Still others switch schools because they switch majors.
No matter what the reason, a growing number of college students in South Carolina and the nation need to transfer credits earned at one school to another.
Students could lose fewer credits with planning and a new online tool just launched by the South Carolina Commission on Higher Education.
The Web site, called SCTRAC, is designed to help high school and college students learn whether a course taken at one school will transfer to another and how many credits they’ll earn for it.
Transferring to another school can often add a semester or more to a student’s college career because of not all schools accept all credits from another.
There are only 86 universally transferable courses in South Carolina’s public higher education system, said Clint Mullins, a commission program manager who helped develop the Web site.
With the rest of the thousands of college courses offered by South Carolina’s technical colleges, two-year colleges and four-year colleges and universities, it is up to the receiving school to decide whether they’ll accept those credits, Mullins said.
“The academic landscape is changing,” he said. “In the past, students entered and finished at one institution, or enrolled in a technical school and transferred to a four-year institution.
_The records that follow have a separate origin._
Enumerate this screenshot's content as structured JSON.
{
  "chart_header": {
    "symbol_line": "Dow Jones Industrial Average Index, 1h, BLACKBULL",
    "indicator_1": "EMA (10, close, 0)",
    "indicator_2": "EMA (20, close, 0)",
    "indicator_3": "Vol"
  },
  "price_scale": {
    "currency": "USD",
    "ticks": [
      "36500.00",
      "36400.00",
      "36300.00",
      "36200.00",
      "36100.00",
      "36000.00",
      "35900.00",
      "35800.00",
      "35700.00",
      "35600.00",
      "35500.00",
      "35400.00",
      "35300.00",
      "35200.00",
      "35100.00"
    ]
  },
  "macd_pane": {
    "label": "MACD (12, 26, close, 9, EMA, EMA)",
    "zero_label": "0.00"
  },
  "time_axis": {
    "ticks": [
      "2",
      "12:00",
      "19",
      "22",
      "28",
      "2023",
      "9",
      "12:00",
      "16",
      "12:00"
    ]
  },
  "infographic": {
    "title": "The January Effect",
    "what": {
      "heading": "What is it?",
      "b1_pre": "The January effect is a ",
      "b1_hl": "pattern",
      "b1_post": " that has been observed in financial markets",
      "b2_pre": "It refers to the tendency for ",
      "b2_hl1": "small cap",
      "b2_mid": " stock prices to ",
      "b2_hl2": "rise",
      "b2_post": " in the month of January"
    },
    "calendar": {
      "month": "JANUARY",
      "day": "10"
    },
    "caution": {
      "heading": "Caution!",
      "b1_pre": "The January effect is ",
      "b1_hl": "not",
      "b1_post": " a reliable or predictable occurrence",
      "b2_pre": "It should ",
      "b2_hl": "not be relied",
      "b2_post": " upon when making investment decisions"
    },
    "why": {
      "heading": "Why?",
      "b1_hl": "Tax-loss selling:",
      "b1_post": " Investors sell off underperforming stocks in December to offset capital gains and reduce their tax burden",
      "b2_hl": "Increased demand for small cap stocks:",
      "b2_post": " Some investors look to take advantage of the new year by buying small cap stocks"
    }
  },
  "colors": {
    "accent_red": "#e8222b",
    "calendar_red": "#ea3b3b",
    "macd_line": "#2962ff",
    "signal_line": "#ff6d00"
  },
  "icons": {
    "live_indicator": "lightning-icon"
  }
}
But with today’s technology, students can take online courses from all over the state and the nation.”
The Web site includes some out-of-state schools as well as all 33 South Carolina public higher education institutions.
Eventually, the Web site will allow students at the state’s two-year schools to import the courses they’ve taken into the system and find out exactly how they’ll transfer to an in-state school, Mullins said.
That’s important because many of the transfers are from two-year schools.
Between 2006-08, the number of students transferring from one school to another increased 16.8 percent in South Carolina, according to a commission study.
The number of transfers originating at technical colleges and moving to the state’s three research institutions – the University of South Carolina, Clemson University and the Medical University of South Carolina – increased by 48.5 percent.
The number of students transferring from the technical colleges to the state’s comprehensive teaching colleges rose 15.4 percent, according to the study.
The transfer rate has increased at a higher rate than has the state’s first-time undergraduate enrollment.
The Web site will allow students to see which schools will accept most of their credits and which schools would require them to repeat courses and lose credits.
The site also includes application deadlines and contact information for the state’s colleges. It includes information about transfer agreements between the schools.